Becoming an adult is typically an exciting time for any young person, and one which opens up the possibility of new opportunities. Early adulthood often brings changes in a young person’s education, work life, love life and friendships, and it can be a time when people leave home and live independently for the first time.
The same excitement, and the same opportunities, exist for young people with learning disabilities as they enter adulthood. For too many of them, however, this period of preparing for adulthood, often known as transition, is characterised not by excitement, but by frustration, as different agencies – social care, health, education and others – seem sometimes unable to support the young person and their family smoothly in the change from children’s to adults’ services.
This has proved a challenge for services for many years, and there has been no shortage of guidance over that time that has tried to point to better ways of working. Some of that guidance has focused on the whole system of care and support around young people, and certainly, for a good quality transition to happen, the different agencies need to work effectively together.
About this guidance
This guidance looks more specifically at the role of social workers, and what they need to do to help people with learning disabilities prepare for adulthood well. It has been commissioned by the Office of the Chief Social Worker for Adults, and builds on recent work carried out by the Innovation Unit and the Social Care Institute for Excellence (SCIE), looking at whether a Named Social Worker (NSW) approach might improve support to people with learning disabilities generally, including those in the transition process.

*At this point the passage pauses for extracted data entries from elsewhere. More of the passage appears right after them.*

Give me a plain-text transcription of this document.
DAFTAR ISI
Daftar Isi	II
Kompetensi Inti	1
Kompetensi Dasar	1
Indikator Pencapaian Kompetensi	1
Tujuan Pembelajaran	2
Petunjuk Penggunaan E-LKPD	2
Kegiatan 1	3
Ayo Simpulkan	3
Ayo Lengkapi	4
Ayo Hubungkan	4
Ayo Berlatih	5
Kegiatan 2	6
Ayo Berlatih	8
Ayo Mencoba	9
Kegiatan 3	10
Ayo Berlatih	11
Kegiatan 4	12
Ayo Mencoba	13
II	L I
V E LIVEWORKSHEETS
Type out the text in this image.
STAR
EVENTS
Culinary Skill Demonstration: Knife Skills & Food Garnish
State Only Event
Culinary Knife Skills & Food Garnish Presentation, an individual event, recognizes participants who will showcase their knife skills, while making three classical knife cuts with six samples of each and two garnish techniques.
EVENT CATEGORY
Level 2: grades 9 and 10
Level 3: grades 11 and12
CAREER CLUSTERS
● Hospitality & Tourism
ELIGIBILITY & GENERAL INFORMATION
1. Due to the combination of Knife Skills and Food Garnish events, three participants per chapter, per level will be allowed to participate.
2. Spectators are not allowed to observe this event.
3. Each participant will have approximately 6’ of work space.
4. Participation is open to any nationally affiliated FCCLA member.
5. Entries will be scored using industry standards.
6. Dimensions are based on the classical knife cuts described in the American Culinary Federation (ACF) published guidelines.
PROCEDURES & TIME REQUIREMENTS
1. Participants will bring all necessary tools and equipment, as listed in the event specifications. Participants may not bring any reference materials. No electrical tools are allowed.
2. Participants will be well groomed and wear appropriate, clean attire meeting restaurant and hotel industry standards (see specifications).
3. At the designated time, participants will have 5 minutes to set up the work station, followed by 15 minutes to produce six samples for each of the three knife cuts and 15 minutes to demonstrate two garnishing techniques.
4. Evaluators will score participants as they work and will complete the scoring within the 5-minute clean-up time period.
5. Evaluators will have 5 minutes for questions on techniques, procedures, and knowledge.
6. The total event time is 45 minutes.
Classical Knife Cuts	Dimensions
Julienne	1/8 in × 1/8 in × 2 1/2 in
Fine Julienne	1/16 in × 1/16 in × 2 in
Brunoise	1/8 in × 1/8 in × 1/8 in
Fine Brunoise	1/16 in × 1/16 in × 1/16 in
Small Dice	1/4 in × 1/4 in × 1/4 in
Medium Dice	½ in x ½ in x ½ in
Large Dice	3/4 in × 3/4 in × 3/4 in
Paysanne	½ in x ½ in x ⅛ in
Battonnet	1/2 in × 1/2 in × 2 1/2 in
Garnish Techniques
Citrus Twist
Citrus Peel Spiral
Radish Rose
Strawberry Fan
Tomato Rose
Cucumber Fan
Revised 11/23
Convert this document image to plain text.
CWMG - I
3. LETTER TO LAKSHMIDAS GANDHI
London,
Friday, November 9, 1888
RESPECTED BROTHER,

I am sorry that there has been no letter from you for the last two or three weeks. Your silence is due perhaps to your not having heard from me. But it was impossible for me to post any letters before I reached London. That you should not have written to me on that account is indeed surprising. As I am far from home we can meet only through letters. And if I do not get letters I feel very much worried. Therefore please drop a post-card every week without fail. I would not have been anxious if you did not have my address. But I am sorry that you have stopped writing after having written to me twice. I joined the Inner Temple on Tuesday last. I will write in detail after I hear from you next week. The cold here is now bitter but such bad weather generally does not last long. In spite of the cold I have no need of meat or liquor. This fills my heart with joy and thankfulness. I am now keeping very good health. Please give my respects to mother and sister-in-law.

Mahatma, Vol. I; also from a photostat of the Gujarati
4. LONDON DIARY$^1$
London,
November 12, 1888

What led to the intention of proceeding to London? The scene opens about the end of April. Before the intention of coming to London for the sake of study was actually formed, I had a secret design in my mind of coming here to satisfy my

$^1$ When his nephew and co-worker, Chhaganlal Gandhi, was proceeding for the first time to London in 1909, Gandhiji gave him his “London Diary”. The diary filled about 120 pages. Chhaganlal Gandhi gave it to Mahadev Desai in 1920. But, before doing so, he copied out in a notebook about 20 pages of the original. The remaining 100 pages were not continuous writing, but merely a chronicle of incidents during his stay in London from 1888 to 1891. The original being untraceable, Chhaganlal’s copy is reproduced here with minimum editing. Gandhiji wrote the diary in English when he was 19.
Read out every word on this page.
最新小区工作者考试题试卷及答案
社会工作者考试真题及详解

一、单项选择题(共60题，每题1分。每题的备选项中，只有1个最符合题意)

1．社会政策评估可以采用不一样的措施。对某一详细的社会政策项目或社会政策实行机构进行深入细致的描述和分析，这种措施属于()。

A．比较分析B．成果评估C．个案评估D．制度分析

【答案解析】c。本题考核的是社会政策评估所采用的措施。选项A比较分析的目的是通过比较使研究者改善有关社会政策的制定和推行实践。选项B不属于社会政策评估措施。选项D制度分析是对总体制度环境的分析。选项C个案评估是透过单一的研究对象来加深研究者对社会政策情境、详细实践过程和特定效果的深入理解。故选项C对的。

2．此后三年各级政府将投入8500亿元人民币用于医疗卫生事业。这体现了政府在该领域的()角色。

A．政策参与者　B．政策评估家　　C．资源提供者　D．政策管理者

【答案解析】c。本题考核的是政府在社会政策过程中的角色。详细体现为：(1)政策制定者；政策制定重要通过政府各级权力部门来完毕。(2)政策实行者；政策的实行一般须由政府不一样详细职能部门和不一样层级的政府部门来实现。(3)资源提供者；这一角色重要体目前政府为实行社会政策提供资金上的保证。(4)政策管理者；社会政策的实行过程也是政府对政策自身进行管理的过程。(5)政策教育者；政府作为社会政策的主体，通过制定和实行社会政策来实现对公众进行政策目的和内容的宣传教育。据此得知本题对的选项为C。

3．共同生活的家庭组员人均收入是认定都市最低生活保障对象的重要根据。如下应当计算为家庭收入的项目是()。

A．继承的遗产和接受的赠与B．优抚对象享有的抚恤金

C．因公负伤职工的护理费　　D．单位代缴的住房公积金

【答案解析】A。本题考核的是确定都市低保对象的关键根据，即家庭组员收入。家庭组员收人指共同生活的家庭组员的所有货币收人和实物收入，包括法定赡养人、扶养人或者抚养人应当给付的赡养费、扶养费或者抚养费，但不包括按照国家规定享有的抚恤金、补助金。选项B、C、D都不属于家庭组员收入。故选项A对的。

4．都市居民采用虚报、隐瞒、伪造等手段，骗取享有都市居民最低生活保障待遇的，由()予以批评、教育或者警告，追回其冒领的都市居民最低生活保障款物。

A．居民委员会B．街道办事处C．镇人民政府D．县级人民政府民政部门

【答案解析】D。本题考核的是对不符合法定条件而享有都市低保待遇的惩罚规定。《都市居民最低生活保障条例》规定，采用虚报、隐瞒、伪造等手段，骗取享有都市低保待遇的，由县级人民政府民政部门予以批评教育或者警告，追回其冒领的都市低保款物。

A series of NSW pilots explored how ongoing relationships between confident, well-informed social workers and the people they support could make life better for people with learning disabilities, as well as increase satisfaction for social workers. It also demonstrated the potential positive effects for everyone involved.
A practice framework for social workers
In this resource, we have developed a practice framework for social workers and their employers to use, when supporting people to prepare for adulthood. The resource draws on different sources of information:
- the lessons of the NSW approach
- conversations with young people in the transition age group
- feedback from parents of young people with learning disabilities
- the practice experience of principal social workers (PSWs) and other sector experts
- the research and resources already available in the sector.
The framework consists of five elements which together can help social workers in this field to play their part in supporting young people. The elements are:
- Having the right conditions in place.
- Underpinning knowledge.
- The right values, skills and attributes.
- Supporting the person through the system.
- Focus on the young person.
In each section of the framework, we explore the context in which social workers are operating, recognising that the context is often a challenging one. We then look at what can be done to overcome the challenges, with reference to the NSW lessons, and identify pointers towards a better way of doing things. These pointers are then set out in brief as top tips to consider. Where appropriate, each section includes people’s stories, and resources for social workers to consider in their practice. Comprehensive lists of resources and tools relevant to this area of work are included in each section of the guidance.
National policy and improvement checklist
This resource includes two other elements. One is a review of significant national policy and practice guidance relating to preparing for adulthood, which rates it in terms of:
- its relevance to social workers
- its use of evidence
- its involvement of users of services and their families
- whether it is subsequent to the Care Act and the Children and Families Act.
The second is a checklist, based on the guidance, of what a social worker will need to have in place to do their best work, but also what they need to do themselves to support young people effectively. We recommend this checklist as the basis for supervisions and team meeting discussions.
The term ‘transition’ is often used to describe this period in a young person’s life. In this resource, we primarily use the phrase ‘preparing for adulthood’ for two reasons. Firstly, young people with learning disabilities are readying themselves for being adults; this is much more meaningful than merely the transition from children’s services to adults’ services, which is just one aspect of a young person’s life, and far from the most significant. Preparing for adulthood is a process, not an event; not a transition that just takes place on someone’s eighteenth birthday.